Plot Summary
Chapter 46 of Moby-Dick pauses the outward action of the voyage to explore the inner workings of Captain Ahab's strategic mind. Though consumed by his monomaniacal desire to hunt and kill Moby Dick, Ahab recognizes that he cannot sustain his crew's enthusiasm for the quest without attending to the practical realities of a commercial whaling voyage. uses the title "Surmises" to signal that the chapter presents Ishmael's educated guesses about Ahab's private calculations—a rare glimpse into the captain's cunning rationality beneath his apparent madness.
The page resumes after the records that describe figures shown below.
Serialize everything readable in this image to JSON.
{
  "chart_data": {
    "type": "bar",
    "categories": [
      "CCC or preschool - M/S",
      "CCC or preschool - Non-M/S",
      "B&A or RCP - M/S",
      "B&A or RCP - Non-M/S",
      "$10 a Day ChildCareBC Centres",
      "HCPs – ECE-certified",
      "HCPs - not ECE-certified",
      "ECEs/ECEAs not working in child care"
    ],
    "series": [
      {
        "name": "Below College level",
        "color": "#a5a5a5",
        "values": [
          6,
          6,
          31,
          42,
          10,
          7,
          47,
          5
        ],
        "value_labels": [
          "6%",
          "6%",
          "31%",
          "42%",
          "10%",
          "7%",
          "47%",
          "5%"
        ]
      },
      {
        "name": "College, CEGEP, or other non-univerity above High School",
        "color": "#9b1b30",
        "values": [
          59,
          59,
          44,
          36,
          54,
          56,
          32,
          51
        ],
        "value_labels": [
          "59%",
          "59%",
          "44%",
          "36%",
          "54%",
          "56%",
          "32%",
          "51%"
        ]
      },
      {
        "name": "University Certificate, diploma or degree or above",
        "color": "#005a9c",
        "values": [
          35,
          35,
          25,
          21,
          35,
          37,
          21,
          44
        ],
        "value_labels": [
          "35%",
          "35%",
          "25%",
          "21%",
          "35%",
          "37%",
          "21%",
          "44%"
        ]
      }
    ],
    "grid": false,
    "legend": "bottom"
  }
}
Ahab understands that "of all tools used in the shadow of the moon, men are most apt to get out of order." He must keep his officers—especially the morally upright Starbuck—occupied with ordinary whaling duties to prevent open rebellion. Starbuck's body and coerced will belong to Ahab only so long as Ahab keeps "his magnet at Starbuck's brain," but the chief mate's soul abhors the quest and would "joyfully disintegrate himself from it" if given the opportunity. By maintaining the customary rhythms of the voyage, Ahab strips his hunt of its "strange imaginative impiousness" and gives his men "some nearer things to think of than Moby Dick."
Themes and Motifs
The chapter develops the novel's sustained exploration of leadership and manipulation. Ahab reasons that sailors are "capricious and unreliable—they live in the varying outer weather, and they inhale its fickleness." Left idle during a long interval before finding the White Whale, even the most enthusiastic crew would lose heart. Furthermore, Ahab appeals to the men's material self-interest: "the permanent constitutional condition of the manufactured man, thought Ahab, is sordidness." He compares his crew to the medieval Crusaders who, however chivalric their purpose, committed "burglaries" and sought "pious perquisites" along the way. Cash, Ahab knows, is the ultimate motivator—"let some months go by, and no perspective promise of it to them, and then this same quiescent cash all at once mutinying in them, this same cash would soon cashier Ahab."
Legal and Moral Stakes
Ahab also confronts the legal vulnerability of his position. By revealing the private purpose of the voyage, he has "indirectly laid himself open to the unanswerable charge of usurpation." His crew, "with perfect impunity, both moral and legal," could refuse further obedience or even seize command. This awareness drives Ahab to continue the "natural, nominal purpose" of the voyage—hunting sperm whales for profit—as a shield against potential mutiny and as a demonstration that his leadership remains competent.
Literary Significance
"Surmises" is a pivotal chapter in understanding Ahab as more than a raving monomaniac. His "superlative sense and shrewdness" reveal a leader who can deliberately moderate his obsession for strategic purposes. Melville demonstrates that Ahab's insanity is paradoxically rational—he is sane enough to calculate how to sustain his madness. The chapter also deepens the theme of appearance versus reality aboard the Pequod: the ordinary whale hunts that follow are not diversions from Ahab's quest but instruments of it. The chapter closes with Ahab ordering a vigilant lookout for any whale, even a porpoise, signaling that the hunt—and the deception—is now underway.